A buy-sell agreement is complex, important, and not something you should attempt to draft yourself.

It’s crucial that you seek the assistance of sound and trusted contract lawyers to draft the document. They will work with all parties in drafting, negotiating, and executing the terms of the agreement. It is also a good idea for each party to retain their own counsel during this period.

There are some steps you can take to make the process of setting up a buy-sell agreement smoother. For example, include a valuation clause, which will determine how the value of a stake in the company will be calculated upon a triggering event. You may want to consider including your business’s own valuation methodology in the agreement itself.

Additionally, it’s critical that you pay attention to the tax implications. Again, an honest, conservative valuation methodology can be helpful here to reduce avoidable tax liability in the event of a sale.

Finally, it’s usually a good idea for all partners to take out life insurance policies against each other. This provides the means for a partner to access money to buy out a co-owner in the event of death or disability.

Failing to invest in the services of a contract lawyer in drafting a buy-sell agreement is one of the biggest mistakes you can make (aside from failing to have an agreement in the first place). However, there are other potential pitfalls you should be aware of. Such as…

The 3 most common buy-sell agreement mistakes

While these are not the only mistakes that could cause costly issues with your buy-sell agreement, they are three of the most common. Be on the lookout to avoid making the mistake of…

1. Not addressing triggering events

No matter much work you put into perfecting the terms of your buy-sell agreement, it won’t be of much help if the agreement itself doesn’t cover the event that triggers the agreement. Failing to address the trigger event specifically will leave you and the other owners with a time-consuming and challenging negotiation—precisely what the agreement should help you avoid! 

At the least, your agreement should cover these seven key areas: death, disability, divorce, voluntary separation, involuntary separation, bankruptcy, and retirement. 

If other circumstances apply to your particular business, make sure you take those under consideration, as well. 

2. Vague or outdated valuation processes

As touched on above, specificity in the valuation can be beneficial in a host of scenarios. Overall, however, agreeing on how much the business is worth is one of the biggest hurdles you’ll face in your transaction unless you have anticipated it in your buy-sell agreement. 

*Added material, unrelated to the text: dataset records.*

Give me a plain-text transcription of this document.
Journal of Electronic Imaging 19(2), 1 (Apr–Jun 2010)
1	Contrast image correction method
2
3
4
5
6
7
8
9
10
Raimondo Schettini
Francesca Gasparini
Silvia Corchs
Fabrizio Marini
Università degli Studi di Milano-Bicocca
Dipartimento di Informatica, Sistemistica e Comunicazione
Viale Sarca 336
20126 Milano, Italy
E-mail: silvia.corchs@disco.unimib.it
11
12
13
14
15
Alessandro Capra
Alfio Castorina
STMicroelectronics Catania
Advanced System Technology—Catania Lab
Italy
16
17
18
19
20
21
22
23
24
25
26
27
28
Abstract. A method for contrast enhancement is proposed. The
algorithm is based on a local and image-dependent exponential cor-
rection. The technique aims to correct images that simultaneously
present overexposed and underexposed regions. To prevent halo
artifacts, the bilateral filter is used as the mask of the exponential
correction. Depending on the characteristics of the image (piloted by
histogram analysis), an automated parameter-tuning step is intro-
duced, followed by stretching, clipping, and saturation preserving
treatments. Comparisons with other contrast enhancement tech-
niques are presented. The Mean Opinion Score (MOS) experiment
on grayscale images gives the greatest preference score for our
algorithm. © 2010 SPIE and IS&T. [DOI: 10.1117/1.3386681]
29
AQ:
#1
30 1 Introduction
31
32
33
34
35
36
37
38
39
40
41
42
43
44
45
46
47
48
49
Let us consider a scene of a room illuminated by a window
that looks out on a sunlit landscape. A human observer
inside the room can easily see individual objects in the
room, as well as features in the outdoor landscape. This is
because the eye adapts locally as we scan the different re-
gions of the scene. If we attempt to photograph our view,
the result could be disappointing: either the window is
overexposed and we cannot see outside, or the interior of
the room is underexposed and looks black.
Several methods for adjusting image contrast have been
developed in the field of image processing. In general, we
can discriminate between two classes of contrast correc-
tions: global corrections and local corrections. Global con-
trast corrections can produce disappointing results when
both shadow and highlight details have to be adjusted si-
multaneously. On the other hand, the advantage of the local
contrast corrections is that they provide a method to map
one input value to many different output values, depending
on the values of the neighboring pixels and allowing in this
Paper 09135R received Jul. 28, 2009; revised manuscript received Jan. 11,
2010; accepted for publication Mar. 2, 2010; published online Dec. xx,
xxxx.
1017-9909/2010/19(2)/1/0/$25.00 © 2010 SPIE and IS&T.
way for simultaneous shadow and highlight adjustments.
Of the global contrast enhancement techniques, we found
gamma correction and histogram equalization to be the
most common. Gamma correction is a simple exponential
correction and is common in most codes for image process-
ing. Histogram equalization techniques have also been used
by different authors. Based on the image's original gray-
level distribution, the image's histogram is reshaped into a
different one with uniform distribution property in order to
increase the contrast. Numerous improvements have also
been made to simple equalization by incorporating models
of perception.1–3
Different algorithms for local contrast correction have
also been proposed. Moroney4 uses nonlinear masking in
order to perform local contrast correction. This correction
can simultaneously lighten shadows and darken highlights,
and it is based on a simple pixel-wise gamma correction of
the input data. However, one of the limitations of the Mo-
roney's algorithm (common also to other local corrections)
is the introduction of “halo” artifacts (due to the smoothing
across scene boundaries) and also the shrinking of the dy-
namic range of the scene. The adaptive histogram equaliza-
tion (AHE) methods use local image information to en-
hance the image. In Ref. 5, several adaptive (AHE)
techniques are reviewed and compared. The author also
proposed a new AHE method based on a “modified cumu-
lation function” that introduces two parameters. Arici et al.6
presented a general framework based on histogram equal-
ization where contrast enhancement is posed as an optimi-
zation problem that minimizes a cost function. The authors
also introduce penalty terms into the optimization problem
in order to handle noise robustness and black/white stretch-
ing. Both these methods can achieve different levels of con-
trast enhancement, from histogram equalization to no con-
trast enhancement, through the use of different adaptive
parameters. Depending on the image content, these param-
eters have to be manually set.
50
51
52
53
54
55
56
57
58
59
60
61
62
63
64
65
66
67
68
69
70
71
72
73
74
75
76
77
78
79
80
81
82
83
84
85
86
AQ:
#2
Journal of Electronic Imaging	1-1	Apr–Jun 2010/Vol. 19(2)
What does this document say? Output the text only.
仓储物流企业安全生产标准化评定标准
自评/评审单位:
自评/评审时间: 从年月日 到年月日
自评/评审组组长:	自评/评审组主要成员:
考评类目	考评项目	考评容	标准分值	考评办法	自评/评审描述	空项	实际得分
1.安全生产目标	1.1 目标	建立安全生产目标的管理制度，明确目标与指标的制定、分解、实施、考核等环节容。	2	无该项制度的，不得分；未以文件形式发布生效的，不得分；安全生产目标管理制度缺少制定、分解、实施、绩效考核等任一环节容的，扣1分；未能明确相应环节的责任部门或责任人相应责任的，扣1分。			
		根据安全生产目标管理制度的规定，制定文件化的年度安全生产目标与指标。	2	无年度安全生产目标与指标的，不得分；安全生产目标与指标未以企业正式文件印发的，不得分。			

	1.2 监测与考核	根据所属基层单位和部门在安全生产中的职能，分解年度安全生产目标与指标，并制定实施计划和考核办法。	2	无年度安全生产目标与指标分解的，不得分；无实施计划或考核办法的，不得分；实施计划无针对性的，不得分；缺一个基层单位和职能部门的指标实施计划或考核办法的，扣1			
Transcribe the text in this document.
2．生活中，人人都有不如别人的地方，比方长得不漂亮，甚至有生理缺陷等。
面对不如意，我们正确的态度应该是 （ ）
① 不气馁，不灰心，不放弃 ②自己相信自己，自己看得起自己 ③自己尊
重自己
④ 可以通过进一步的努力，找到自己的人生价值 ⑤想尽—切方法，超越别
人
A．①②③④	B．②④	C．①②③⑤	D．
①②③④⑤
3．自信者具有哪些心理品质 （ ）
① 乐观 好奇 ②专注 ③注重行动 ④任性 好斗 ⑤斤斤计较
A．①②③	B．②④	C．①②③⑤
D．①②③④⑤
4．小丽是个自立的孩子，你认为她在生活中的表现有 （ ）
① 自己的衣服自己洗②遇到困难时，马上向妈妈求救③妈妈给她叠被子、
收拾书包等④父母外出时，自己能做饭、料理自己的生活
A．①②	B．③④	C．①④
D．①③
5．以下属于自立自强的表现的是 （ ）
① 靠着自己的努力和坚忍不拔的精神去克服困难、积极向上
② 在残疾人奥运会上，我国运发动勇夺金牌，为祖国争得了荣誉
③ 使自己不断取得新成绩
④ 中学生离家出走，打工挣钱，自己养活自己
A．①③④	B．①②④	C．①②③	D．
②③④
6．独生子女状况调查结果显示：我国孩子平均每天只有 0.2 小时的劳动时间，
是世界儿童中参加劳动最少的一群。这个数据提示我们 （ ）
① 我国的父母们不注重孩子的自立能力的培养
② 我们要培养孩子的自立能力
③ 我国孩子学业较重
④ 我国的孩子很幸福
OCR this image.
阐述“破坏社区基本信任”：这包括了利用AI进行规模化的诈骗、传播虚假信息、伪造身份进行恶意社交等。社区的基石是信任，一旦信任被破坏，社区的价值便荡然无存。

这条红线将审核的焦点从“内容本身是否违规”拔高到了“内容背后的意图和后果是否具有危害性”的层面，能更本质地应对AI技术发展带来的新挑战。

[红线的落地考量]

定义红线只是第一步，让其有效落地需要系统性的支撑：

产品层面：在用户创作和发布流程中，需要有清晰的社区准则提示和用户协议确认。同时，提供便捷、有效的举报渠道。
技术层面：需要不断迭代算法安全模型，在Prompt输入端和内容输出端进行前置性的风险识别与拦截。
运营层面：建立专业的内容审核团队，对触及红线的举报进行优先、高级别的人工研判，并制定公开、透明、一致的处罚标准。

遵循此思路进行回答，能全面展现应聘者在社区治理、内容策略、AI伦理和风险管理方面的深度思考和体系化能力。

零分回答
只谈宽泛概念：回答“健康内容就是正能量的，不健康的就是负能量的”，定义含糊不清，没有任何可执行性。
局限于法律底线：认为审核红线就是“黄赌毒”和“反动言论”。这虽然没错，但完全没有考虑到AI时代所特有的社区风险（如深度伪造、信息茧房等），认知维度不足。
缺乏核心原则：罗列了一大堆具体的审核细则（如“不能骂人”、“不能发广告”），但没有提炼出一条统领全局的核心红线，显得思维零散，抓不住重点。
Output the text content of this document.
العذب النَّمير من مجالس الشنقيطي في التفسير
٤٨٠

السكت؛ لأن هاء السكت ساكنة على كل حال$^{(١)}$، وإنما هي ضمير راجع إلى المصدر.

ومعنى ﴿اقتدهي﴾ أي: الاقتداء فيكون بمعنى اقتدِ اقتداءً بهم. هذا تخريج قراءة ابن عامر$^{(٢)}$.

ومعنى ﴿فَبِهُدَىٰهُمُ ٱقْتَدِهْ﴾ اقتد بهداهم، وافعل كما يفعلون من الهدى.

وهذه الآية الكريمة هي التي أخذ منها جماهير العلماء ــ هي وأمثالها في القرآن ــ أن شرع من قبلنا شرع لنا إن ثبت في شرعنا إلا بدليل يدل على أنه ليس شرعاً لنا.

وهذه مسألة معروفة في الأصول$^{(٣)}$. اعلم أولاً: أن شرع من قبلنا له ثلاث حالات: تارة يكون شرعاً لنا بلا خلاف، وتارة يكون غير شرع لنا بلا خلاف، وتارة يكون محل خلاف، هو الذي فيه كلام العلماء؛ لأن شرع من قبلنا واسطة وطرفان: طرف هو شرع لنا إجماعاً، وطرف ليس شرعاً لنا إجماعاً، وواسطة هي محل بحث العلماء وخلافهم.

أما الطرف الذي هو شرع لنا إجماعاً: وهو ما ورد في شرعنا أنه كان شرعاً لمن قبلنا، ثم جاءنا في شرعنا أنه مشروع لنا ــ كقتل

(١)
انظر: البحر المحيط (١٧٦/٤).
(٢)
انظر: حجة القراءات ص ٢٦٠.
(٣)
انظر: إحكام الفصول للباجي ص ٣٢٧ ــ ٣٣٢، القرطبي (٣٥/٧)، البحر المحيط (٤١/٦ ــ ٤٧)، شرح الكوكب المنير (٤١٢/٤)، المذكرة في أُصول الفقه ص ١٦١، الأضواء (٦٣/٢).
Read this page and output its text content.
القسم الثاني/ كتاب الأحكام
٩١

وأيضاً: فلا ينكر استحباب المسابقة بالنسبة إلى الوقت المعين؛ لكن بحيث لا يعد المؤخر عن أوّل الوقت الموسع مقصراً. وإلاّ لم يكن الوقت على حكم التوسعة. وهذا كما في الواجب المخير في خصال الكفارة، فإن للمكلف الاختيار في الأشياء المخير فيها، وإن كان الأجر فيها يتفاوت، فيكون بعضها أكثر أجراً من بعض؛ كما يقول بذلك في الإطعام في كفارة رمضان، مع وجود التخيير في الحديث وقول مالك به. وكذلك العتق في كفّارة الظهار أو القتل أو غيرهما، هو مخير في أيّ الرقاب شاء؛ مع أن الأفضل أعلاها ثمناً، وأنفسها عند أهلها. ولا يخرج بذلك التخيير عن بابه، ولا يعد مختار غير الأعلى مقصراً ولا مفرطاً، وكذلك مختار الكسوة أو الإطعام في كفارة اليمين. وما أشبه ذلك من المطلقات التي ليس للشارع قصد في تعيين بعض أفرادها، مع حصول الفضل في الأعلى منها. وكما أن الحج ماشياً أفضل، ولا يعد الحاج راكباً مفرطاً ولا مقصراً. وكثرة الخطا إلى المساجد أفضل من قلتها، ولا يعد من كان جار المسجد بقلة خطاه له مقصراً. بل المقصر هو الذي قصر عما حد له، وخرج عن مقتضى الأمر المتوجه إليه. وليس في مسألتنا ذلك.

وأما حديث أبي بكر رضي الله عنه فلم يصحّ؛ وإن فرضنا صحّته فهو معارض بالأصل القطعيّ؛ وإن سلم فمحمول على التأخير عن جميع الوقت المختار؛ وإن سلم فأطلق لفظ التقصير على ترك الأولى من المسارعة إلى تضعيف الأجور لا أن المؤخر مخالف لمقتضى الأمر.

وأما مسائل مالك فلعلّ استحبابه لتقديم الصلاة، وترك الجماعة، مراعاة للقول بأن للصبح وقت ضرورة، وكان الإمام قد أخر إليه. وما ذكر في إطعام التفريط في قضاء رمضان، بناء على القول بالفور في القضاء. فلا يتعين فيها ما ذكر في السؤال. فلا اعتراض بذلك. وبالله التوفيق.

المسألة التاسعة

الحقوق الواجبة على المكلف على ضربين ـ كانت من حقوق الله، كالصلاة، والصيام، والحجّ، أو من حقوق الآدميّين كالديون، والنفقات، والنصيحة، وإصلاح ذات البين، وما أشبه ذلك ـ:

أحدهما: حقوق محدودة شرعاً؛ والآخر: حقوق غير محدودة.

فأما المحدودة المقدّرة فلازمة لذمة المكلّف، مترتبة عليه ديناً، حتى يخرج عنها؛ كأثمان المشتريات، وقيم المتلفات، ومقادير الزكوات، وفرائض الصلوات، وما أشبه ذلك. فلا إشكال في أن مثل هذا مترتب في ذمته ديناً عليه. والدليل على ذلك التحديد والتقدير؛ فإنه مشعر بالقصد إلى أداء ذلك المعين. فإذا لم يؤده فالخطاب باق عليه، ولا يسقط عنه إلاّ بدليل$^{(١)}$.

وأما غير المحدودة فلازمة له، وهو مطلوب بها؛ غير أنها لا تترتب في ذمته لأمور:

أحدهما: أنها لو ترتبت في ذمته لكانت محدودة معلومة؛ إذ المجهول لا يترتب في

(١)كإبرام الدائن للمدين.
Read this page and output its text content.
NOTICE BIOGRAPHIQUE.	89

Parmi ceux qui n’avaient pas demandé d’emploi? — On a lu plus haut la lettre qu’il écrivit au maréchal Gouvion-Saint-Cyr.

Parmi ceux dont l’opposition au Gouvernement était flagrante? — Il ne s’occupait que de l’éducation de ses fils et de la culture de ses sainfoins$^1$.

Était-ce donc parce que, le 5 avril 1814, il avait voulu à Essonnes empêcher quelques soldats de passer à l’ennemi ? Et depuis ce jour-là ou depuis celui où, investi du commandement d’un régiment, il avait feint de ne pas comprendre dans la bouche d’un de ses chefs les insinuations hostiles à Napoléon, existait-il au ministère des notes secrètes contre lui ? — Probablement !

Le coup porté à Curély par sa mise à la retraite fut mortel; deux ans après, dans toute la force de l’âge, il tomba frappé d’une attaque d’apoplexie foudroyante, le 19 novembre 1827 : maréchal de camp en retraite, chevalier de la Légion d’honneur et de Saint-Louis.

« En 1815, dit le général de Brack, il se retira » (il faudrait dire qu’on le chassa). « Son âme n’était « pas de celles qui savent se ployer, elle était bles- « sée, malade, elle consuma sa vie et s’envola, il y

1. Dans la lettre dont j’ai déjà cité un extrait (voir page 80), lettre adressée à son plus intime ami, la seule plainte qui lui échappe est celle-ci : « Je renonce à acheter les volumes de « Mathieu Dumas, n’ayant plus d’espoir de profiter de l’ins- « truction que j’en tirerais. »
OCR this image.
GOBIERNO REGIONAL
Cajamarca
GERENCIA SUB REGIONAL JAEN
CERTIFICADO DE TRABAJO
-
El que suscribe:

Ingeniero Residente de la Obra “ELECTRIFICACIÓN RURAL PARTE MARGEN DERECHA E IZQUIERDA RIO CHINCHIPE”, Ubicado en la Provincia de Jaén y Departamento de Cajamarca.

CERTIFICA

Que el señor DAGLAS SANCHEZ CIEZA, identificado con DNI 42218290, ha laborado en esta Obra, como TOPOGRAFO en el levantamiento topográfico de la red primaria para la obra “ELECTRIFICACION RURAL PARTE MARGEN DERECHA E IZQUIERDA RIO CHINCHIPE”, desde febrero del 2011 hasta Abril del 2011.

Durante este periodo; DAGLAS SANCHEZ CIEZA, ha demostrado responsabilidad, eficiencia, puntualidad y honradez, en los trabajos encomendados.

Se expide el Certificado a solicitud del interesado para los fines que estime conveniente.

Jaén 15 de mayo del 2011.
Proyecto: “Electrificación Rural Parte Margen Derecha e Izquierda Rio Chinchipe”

It’s not enough to refer to a “stated value” or promise to hire the world’s best valuation analysts when the time comes. Your agreement should formalize a methodology, formula, or process for valuation. For example, one common approach is to establish proactive valuation regularly. 

3. A one-size-fits-all approach

An effective buy-sell agreement is carefully and thoughtfully customized for the unique characteristics of your business. Too many business owners are content to find a simple template online and fill in the blanks. Unfortunately, that is just not going to be effective. 

The best buy-sell agreements are the products of time, consideration, collaboration, and professional legal counsel and are specific, comprehensive, and accurate.